To achieve granularity in controlling the overestimation, we "decompose" the expected return into atoms of distributional representation. By varying the number of atoms, we can control the precision of the return distribution approximation.
To control the overestimation, we propose to truncate the approximation of the return distribution: we drop atoms with the largest locations and estimate the Q-value by averaging the locations of the remaining atoms. By varying the total number of atoms and the number of dropped ones, we can flexibly balance between under- and overestimation. The truncation naturally accounts for the inflated overestimation due to the high return variance: the higher the variance, the lower the Q-value estimate after truncation.
To improve the Q-value estimation, we ensemble multiple distributional approximators in the following way. First, we form a mixture of distributions predicted by $N$ approximators. Second, we truncate this mixture by removing atoms with the largest locations and estimate the Q-value by averaging the locations of the remaining atoms. The order of operations---the truncation of the mixture vs. the mixture of truncated distributions---may matter. The truncation of a mixture removes the largest outliers from the pool of all predictions. Such a truncation may be useful in a hypothetical case of one of the critics goes crazy and overestimates much more than the others. In this case, the truncation of a mixture removes the atoms predicted by this inadequate critic.
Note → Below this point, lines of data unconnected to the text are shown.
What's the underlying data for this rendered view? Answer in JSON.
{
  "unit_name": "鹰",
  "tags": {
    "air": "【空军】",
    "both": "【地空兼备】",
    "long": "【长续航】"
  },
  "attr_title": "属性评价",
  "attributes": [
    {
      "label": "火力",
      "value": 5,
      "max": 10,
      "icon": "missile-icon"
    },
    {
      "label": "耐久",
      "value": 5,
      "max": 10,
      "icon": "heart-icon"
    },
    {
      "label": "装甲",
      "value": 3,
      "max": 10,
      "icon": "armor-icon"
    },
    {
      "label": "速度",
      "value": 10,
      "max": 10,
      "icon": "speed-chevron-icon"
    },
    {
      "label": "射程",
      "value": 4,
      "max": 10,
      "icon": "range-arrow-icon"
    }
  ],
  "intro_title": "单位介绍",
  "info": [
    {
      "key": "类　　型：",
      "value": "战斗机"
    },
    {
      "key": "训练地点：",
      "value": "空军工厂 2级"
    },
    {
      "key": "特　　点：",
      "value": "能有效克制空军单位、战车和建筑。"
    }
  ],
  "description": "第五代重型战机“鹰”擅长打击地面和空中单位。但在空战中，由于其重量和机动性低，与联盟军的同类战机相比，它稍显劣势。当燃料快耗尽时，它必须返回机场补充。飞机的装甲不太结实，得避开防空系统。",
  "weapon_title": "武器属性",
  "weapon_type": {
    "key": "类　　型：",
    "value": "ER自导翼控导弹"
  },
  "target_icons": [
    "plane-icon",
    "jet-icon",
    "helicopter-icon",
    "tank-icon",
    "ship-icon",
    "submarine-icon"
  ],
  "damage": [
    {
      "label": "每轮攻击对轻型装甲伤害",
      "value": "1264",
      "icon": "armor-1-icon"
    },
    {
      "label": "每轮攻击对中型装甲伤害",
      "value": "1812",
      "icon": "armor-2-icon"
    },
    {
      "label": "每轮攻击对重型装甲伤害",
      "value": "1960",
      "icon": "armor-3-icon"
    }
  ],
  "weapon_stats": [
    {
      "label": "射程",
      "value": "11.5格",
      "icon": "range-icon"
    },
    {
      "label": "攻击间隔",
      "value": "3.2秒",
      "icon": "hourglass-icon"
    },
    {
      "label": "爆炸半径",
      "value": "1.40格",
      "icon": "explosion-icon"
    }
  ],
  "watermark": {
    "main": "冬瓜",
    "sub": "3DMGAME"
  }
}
In contrast, the mixture of truncated distributions truncates all critics evenly.
We compare our method with original implementations of state of the art algorithms: SAC, TrulyPPO, and TD3. For HalfCheetah, Walker, and Ant we evaluate methods on the extended frame range: until all methods plateaus (5e6 versus usual 3e6). For Hopper, we extended the range to 3e6 steps.
For our method we selected the number of dropped atoms d for each environment independently, based on separate evaluation. Best value for Hopper is d=5, for HalfCheetah d=0 and for the rest d=2.
Figure on top shows the learning curves. In table we report the average and std of 10 seeds. Each seed performance is an average of 100 last evaluations. We evaluate the performance every 1000 frames as an average of 10 deterministic rollouts. As our results suggest, TQC performs consistently better than any of the competitors.